In the High North, the most important advantage is not firepower—it is staying present long enough to notice small, deniable interference before it becomes strategic damage. That need is driving the Arctic defense planners toward unmanned aircraft, surface craft and underwater vehicles designed to survive, rather than to be innovative.
In a Center of European Policy Analysis briefing, analysts put the Arctic in terms of an operating space where the “quiet” threat is not always territorial, but is typically maritime and infrastructural. Jan Kallberg, a senior fellow specializing in transatlantic security, stated that a ground threat in the near future is limited by the geographical circumstances but a maritime disruption is a viable way to attack by an opponent. I regard it primarily as a naval danger. They are out to destroy cables, Kallberg said, citing cable sabotage issues that have already come to dominate NATO thinking in surrounding seas.
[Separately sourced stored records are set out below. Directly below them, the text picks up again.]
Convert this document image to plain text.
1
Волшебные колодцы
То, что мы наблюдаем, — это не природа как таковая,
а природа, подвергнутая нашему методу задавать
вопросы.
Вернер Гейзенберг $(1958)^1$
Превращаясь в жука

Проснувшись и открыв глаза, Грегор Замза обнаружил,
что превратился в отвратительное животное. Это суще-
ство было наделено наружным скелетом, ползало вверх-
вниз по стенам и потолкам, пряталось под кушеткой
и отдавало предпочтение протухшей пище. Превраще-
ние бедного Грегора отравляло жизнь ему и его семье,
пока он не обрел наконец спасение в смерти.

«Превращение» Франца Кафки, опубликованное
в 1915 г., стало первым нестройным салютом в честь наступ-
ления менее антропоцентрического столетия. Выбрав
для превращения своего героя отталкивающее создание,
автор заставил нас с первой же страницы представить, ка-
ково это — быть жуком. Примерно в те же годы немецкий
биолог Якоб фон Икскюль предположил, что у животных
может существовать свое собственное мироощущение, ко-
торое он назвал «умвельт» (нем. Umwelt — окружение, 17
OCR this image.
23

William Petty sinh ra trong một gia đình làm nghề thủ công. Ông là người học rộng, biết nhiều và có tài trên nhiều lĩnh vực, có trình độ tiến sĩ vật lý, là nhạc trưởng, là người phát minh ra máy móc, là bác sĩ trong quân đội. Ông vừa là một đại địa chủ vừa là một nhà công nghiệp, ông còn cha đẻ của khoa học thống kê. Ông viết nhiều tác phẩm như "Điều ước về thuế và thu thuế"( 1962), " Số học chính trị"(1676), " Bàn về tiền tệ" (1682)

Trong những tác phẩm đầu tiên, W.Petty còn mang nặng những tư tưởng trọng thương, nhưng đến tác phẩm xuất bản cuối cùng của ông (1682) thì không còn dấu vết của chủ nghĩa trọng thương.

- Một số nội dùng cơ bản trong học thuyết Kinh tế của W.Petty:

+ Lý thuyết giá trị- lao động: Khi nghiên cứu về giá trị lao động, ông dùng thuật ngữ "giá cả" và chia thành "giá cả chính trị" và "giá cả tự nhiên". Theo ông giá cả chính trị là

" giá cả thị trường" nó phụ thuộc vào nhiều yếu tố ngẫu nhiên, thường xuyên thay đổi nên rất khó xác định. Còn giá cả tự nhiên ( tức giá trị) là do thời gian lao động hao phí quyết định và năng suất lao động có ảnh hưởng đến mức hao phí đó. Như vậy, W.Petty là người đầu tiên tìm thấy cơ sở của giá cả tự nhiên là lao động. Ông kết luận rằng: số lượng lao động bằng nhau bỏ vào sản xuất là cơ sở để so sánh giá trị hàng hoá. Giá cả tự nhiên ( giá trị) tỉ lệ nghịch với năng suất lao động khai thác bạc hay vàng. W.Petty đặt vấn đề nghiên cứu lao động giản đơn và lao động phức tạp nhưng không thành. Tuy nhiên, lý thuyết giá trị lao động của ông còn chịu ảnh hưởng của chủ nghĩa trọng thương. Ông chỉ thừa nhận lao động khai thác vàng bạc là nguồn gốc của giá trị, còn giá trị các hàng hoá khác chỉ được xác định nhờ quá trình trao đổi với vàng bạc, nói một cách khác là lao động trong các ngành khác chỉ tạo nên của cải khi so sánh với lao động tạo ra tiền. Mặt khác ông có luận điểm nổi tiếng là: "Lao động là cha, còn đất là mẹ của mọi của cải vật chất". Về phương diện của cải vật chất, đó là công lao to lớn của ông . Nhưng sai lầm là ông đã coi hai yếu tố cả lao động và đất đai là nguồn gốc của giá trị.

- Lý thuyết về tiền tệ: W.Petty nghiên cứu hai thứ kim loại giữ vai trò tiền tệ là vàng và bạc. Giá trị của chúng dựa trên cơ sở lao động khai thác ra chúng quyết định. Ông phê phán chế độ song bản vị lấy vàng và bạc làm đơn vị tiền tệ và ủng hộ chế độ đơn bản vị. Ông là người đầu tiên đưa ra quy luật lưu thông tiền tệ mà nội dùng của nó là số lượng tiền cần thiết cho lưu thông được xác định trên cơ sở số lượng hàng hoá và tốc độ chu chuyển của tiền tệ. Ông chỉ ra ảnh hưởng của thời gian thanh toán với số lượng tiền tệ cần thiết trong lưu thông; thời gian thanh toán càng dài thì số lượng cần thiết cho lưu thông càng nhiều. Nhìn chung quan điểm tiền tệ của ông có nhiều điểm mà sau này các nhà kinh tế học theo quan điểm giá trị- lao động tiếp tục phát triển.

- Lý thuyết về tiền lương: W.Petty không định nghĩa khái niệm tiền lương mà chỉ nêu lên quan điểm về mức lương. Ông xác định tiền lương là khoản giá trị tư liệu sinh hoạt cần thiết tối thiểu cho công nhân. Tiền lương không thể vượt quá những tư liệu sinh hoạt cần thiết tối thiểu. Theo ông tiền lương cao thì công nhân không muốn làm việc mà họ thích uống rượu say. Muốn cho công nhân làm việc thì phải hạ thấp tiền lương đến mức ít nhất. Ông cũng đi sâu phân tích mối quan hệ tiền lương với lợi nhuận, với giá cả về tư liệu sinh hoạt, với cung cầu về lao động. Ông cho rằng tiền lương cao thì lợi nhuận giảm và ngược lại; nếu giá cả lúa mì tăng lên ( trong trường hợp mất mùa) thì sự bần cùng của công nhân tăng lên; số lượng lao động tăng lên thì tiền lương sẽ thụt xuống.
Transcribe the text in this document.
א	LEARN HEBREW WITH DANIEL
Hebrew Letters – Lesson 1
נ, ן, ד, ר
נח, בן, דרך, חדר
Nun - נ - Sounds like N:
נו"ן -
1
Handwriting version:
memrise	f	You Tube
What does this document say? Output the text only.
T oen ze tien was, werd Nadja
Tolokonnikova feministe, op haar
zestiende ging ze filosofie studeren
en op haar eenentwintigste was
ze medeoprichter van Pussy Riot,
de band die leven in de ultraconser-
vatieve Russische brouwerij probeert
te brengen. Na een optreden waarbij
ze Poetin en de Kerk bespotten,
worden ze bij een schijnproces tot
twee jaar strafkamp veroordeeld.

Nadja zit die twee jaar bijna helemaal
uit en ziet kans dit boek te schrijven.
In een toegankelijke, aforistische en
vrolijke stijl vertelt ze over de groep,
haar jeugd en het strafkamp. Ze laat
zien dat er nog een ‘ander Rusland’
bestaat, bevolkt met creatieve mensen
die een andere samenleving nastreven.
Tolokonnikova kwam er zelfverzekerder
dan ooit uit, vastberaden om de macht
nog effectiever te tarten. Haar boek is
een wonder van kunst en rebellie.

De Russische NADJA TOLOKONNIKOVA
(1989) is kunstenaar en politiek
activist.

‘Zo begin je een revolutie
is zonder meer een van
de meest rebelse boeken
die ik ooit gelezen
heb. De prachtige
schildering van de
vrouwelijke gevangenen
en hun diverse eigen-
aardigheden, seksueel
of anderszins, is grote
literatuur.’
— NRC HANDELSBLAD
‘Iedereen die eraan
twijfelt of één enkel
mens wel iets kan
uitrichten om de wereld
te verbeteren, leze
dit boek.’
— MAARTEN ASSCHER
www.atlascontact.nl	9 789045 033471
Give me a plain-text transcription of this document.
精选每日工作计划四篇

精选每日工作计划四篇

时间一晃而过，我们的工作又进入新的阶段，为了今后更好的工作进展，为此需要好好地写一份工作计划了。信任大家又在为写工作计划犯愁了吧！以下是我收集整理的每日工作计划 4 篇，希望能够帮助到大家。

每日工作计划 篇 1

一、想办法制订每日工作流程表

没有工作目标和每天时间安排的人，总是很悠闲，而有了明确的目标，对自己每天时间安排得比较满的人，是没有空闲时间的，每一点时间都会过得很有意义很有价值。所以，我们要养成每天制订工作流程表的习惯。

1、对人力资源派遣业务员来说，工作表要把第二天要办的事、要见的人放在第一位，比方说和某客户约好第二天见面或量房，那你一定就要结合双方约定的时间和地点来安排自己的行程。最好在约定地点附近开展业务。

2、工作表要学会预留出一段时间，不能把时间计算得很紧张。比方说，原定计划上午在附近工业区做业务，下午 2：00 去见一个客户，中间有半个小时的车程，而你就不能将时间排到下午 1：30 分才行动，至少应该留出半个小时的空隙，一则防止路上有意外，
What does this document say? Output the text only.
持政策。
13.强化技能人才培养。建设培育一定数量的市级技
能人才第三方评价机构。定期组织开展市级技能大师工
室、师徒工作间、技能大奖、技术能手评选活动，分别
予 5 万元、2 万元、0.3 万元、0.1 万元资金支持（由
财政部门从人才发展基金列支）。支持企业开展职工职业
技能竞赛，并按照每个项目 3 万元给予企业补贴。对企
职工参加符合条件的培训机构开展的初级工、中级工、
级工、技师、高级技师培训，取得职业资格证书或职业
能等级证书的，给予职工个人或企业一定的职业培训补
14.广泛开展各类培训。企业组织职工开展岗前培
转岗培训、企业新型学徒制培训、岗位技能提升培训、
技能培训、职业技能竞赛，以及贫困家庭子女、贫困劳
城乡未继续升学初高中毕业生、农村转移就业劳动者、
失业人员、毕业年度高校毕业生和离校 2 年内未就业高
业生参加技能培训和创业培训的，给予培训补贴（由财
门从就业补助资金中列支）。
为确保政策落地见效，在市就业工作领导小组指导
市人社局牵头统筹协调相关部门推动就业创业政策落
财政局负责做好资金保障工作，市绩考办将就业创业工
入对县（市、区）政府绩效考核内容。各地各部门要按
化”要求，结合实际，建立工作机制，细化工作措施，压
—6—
Such cables are not a niche vulnerability. The communications infrastructure of the modern economy traverses the seabeds and over 95 percent of the global internet traffic is transported by subsea fiber. The issue is exacerbated in the Arctic and North Atlantic: due to the lack of repair resources, long routes, and a limited weather window that concentrates maintenance within only a few seasons of the year. Here, the idea of the unmanned underwater vehicles (UUVs) is discussed not as an offensive facility but rather as a constant guardian of cable corridors and anomalies investigation along with the documentary trail of data when the question is who owns the attribution.
Maj. Gen. Gordon Davis stressed on the simplicity and logistic rather than flashy value proposition. Davis said that this is what makes uncrewed systems important in the High North not because they represent a revolutionary step but because they allow persistence in what is actually unfeasible when it comes to continuous human presence.
It is an engineering battle with the Arctic, however, one of persistence. Low temperatures wear out batteries, mechanical systems freeze up, and the geometry of the area and interference costs make navigation and timing poor. A system working in temperate waters might fail when there is a combination of temperatures, darkness, and icing. Such a technical fact drives the demand of such features as battery cases, redundant navigation, and communications plans that are not based on continuous satellite coverage. Its operational objective is not so much as perfect autonomy but predictable availability – platforms capable of loitering, capturing, and transferring targets or anomalies to crewed platforms before weather losses are incurred.
New working poses also make it clear that endurance is important. Life cycle U.S. Coast Guard has claimed to be the sole U.S. surface presence in the arctic, which is constricting and renders scalable sensing and cueing devices more useful than single-platform patrol ability. Unmanned systems are viewed as an option to expand the area of the ocean that is searchable, keep in touch over the long distance, and minimize breaks to allow the so-called research activity to creep into the area of infrastructure and remain unnoticed.
It is growing a parallel track underneath the waterline: turning cables themselves into sensors. It is proposed to install “SMART Cables,” which entail environmental monitoring into subsea telecom infrastructure, including sensors to detect disturbances that are indicative of human activity. This has a dual-use meaning science and hazard warning as well as enhancing awareness of the maritime domain by making it more difficult to hide tampering with it. In an area where “hybrids” pressure is determined by ambiguity, instrumenting the seabed decreases the area of an unacknowledged interference.
It is not the lack of drones or sensors in a vacuum that is a persistent struggle. The point of contention is to spin them into common command-and-control and data standards and trans-boundary sustainment in such a way that unmanned platforms can predictively provide cues. In the Arctic, the autonomy payoff is determined in hours on station and attribution clarity- engineering results that are significant long before a crisis gets out of control.